Date : mars 20, 2025

(…) La remise en cause du récit sioniste ne trouvera évidemment aucune place dans l’espace médiatique qui a fait de la version israélienne des faits une vérité par défaut. La propagande d’Israël, digne des plus grands maîtres de l’illusion,  est parvenue à faire disparaître cent ans de nettoyage ethnique derrière l’opération du 7 octobre. La vérité historique importait peu par rapport à la nécessité de trouver une justification morale à la « riposte » violente de l’État d’Israël. Le Hamas a été ainsi accusé des pires atrocités, dont la supposée décapitation des bébés, « information » par la suite démentie notamment par le journal Haaretz[1]. Il s’agissait d’une pure invention sortie tout droit du cerveau malade des propagandistes israéliens que Joe Biden n’a pas hésité à reprendre à son compte sans la moindre preuve. Israël a très tôt développé une stratégie efficace d’endoctrinement et de manipulation de l’information au service de son programme de nettoyage ethnique. Il a par exemple lancé un programme de bourse offerte aux jeunes citoyens juifs vivant à l’extérieur de l’ « État » hébreu pour faire du lobbying dans leurs réseaux respectifs. En effet, une puissante organisation, connue sous le nom d’AIPAC (American Israel Public Affairs Committee), a vu le jour aux États-Unis en 1943 avec pour rôle de veiller à ce que les élus américains votent dans le sens des intérêts israéliens.[2] Que ce soit aux États-Unis ou en Europe, le lobby sioniste influence très clairement les politiques publiques en faveur des prérogatives d’Israël.
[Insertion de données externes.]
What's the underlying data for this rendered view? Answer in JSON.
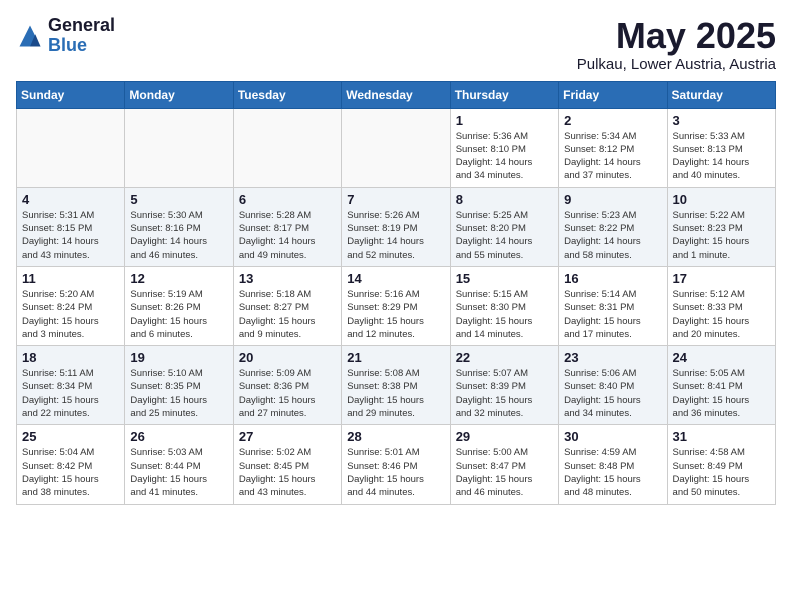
{
  "logo": {
    "general": "General",
    "blue": "Blue"
  },
  "title": {
    "month": "May 2025",
    "location": "Pulkau, Lower Austria, Austria"
  },
  "weekdays": [
    "Sunday",
    "Monday",
    "Tuesday",
    "Wednesday",
    "Thursday",
    "Friday",
    "Saturday"
  ],
  "weeks": [
    [
      {
        "day": "",
        "detail": ""
      },
      {
        "day": "",
        "detail": ""
      },
      {
        "day": "",
        "detail": ""
      },
      {
        "day": "",
        "detail": ""
      },
      {
        "day": "1",
        "detail": "Sunrise: 5:36 AM\nSunset: 8:10 PM\nDaylight: 14 hours\nand 34 minutes."
      },
      {
        "day": "2",
        "detail": "Sunrise: 5:34 AM\nSunset: 8:12 PM\nDaylight: 14 hours\nand 37 minutes."
      },
      {
        "day": "3",
        "detail": "Sunrise: 5:33 AM\nSunset: 8:13 PM\nDaylight: 14 hours\nand 40 minutes."
      }
    ],
    [
      {
        "day": "4",
        "detail": "Sunrise: 5:31 AM\nSunset: 8:15 PM\nDaylight: 14 hours\nand 43 minutes."
      },
      {
        "day": "5",
        "detail": "Sunrise: 5:30 AM\nSunset: 8:16 PM\nDaylight: 14 hours\nand 46 minutes."
      },
      {
        "day": "6",
        "detail": "Sunrise: 5:28 AM\nSunset: 8:17 PM\nDaylight: 14 hours\nand 49 minutes."
      },
      {
        "day": "7",
        "detail": "Sunrise: 5:26 AM\nSunset: 8:19 PM\nDaylight: 14 hours\nand 52 minutes."
      },
      {
        "day": "8",
        "detail": "Sunrise: 5:25 AM\nSunset: 8:20 PM\nDaylight: 14 hours\nand 55 minutes."
      },
      {
        "day": "9",
        "detail": "Sunrise: 5:23 AM\nSunset: 8:22 PM\nDaylight: 14 hours\nand 58 minutes."
      },
      {
        "day": "10",
        "detail": "Sunrise: 5:22 AM\nSunset: 8:23 PM\nDaylight: 15 hours\nand 1 minute."
      }
    ],
    [
      {
        "day": "11",
        "detail": "Sunrise: 5:20 AM\nSunset: 8:24 PM\nDaylight: 15 hours\nand 3 minutes."
      },
      {
        "day": "12",
        "detail": "Sunrise: 5:19 AM\nSunset: 8:26 PM\nDaylight: 15 hours\nand 6 minutes."
      },
      {
        "day": "13",
        "detail": "Sunrise: 5:18 AM\nSunset: 8:27 PM\nDaylight: 15 hours\nand 9 minutes."
      },
      {
        "day": "14",
        "detail": "Sunrise: 5:16 AM\nSunset: 8:29 PM\nDaylight: 15 hours\nand 12 minutes."
      },
      {
        "day": "15",
        "detail": "Sunrise: 5:15 AM\nSunset: 8:30 PM\nDaylight: 15 hours\nand 14 minutes."
      },
      {
        "day": "16",
        "detail": "Sunrise: 5:14 AM\nSunset: 8:31 PM\nDaylight: 15 hours\nand 17 minutes."
      },
      {
        "day": "17",
        "detail": "Sunrise: 5:12 AM\nSunset: 8:33 PM\nDaylight: 15 hours\nand 20 minutes."
      }
    ],
    [
      {
        "day": "18",
        "detail": "Sunrise: 5:11 AM\nSunset: 8:34 PM\nDaylight: 15 hours\nand 22 minutes."
      },
      {
        "day": "19",
        "detail": "Sunrise: 5:10 AM\nSunset: 8:35 PM\nDaylight: 15 hours\nand 25 minutes."
      },
      {
        "day": "20",
        "detail": "Sunrise: 5:09 AM\nSunset: 8:36 PM\nDaylight: 15 hours\nand 27 minutes."
      },
      {
        "day": "21",
        "detail": "Sunrise: 5:08 AM\nSunset: 8:38 PM\nDaylight: 15 hours\nand 29 minutes."
      },
      {
        "day": "22",
        "detail": "Sunrise: 5:07 AM\nSunset: 8:39 PM\nDaylight: 15 hours\nand 32 minutes."
      },
      {
        "day": "23",
        "detail": "Sunrise: 5:06 AM\nSunset: 8:40 PM\nDaylight: 15 hours\nand 34 minutes."
      },
      {
        "day": "24",
        "detail": "Sunrise: 5:05 AM\nSunset: 8:41 PM\nDaylight: 15 hours\nand 36 minutes."
      }
    ],
    [
      {
        "day": "25",
        "detail": "Sunrise: 5:04 AM\nSunset: 8:42 PM\nDaylight: 15 hours\nand 38 minutes."
      },
      {
        "day": "26",
        "detail": "Sunrise: 5:03 AM\nSunset: 8:44 PM\nDaylight: 15 hours\nand 41 minutes."
      },
      {
        "day": "27",
        "detail": "Sunrise: 5:02 AM\nSunset: 8:45 PM\nDaylight: 15 hours\nand 43 minutes."
      },
      {
        "day": "28",
        "detail": "Sunrise: 5:01 AM\nSunset: 8:46 PM\nDaylight: 15 hours\nand 44 minutes."
      },
      {
        "day": "29",
        "detail": "Sunrise: 5:00 AM\nSunset: 8:47 PM\nDaylight: 15 hours\nand 46 minutes."
      },
      {
        "day": "30",
        "detail": "Sunrise: 4:59 AM\nSunset: 8:48 PM\nDaylight: 15 hours\nand 48 minutes."
      },
      {
        "day": "31",
        "detail": "Sunrise: 4:58 AM\nSunset: 8:49 PM\nDaylight: 15 hours\nand 50 minutes."
      }
    ]
  ]
}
      C’est un fait établi qui pourrait difficilement relever d’une théorie du complot. À ce propos, l’accusation de complotisme est devenue un instrument efficace de disqualification de la pensée critique. C’est un moyen facile pour discréditer un discours non conventionnel et éviter un débat dérangeant. Toute remise en cause d’un pouvoir, d’un système ou d’une élite ne relève pas nécessairement du complotisme. Notons que le complotisme est une attitude psychologique qui prédispose à une certaine rigidité intellectuelle interdisant toute lecture complexe et nuancée du monde. La disposition mentale d’un complotiste le pousse à enfermer le monde dans une structure univoque qui lui donne à voir une masse d’individus vulnérables, manipulée par une force obscure qui conspire en vue de modeler le monde selon son dessein. À ce titre, la caractérisation systématique des musulmans et la critique de l’islamisme sous couvert de « lutte contre le terrorisme » ne sont-elles pas le fruit d’une vision complotiste qui entretient l’idée selon laquelle les « islamistes » fomentent secrètement un projet de domination sur la base de la Sharî’a ? Une telle perception biaisée et simpliste de la réalité ne relève-t-elle pas d’une dissonance cognitive chez les adeptes du « choc des civilisations », notamment lorsqu’ils reprennent à leur compte le concept théologique de « taqiyya » (dissimulation, prudence) pour justifier fallacieusement leur méfiance à l’égard de l’islam. N’est-ce pas une telle vision qui sous-tend d’une certaine façon l’hostilité occidentale envers l’islam ?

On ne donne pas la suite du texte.